Sunday, January 7, 2018
Today and only Today
There are 4 inches of ice on the pond.
We were hoping this would happen while the kids were here, after the burial. But Lilly went back to NYC on January 2nd, after being bumped from 3 flights New Years Day, and Nick drove back down to New Orleans on Friday afternoon, after stopping by to say goodbye in the cold lobby of the hospital. It's been hard to go back into work this week, walking back into the building is so strange. What is the feeling? But this is a small town, and we can't push things away, avoid pain by maintaining a physical distance from the places saturated with our sorrows. I see the nurses who treated my father in the hall; I see the ICU attending in HyVee; the grave digger is a patient. Maybe that's a good thing. I hope so. What am I going to do? Move?
My mother is living in my little house. She complains about it, but she likes it. It's a good house--filled with love and images of the Blessed Virgin. It's a little shabby, but there's always been a jewel box like feel to it. My living room there is the most comfortable, nap inducing, sanctuary I can imagine. People immediately feel it's ok to say what they want, pick up a book, rifle through the music stand--it is a good place, and I know my mother, who never managed to create that in her house, feels it. She's kept the Gypsy on, and that's good. But she wasn't there Saturday, so I spent part of the day over there. We aren't fighting. I'm angry, but I love her. I made myself some canned soup, went into Lilly's old bedroom, and finished my dictations from clinic. I'm slow. No one seems annoying. Everyone seems rumpled, vulnerable, lost. I think about the thousand and one small ways I sin against my fellows--with impatience, selfishness, lack of attention.

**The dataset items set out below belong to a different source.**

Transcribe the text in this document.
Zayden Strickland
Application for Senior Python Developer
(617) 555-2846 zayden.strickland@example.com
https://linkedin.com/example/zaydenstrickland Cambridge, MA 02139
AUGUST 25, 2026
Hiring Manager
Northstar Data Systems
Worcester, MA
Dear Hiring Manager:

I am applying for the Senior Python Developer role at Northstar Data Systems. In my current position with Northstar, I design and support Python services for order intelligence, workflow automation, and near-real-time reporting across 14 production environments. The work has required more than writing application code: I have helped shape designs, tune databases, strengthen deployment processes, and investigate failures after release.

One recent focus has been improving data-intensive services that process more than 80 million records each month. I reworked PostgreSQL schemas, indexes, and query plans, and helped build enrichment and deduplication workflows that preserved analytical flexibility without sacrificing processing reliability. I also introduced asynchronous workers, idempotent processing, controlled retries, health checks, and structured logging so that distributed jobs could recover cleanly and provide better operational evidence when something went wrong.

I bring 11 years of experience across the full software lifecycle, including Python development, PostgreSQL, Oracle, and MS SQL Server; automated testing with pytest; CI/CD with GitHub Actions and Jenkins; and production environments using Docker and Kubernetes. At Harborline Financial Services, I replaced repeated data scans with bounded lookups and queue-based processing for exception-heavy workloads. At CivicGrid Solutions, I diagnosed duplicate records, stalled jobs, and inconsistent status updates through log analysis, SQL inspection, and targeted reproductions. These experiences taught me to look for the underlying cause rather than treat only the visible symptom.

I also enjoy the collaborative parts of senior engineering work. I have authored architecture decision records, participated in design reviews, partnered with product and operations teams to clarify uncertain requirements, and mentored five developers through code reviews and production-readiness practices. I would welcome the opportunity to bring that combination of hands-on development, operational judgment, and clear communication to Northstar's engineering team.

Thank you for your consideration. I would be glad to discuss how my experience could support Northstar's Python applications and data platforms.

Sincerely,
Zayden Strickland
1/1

When I got back to our farm, Jay had made a bonfire on the bank of our little pond (we've had sand carted in to make a sweet little beach), and he had a boombox down on the dock playing Christmas music. We skated out into the dusk. The ice was very clear, and the obsidian pond stretched below my skates, which needed sharpening. I felt that I was suspended between two darknesses, held by this temporary firmament, on these shaky old blades. I used to be a figure skater in my youth, and I can feel the ghost of my younger body, gliding and spinning and jumping--but my physique doesn't follow. This disconnect--I suppose the gap just continues to widen over the years. But we held hands and found our way. Sat by the fire and had malibu rum laced thick hot chocolate with heavy cream.
We are in a mirror darkly seen, but then face-to-face.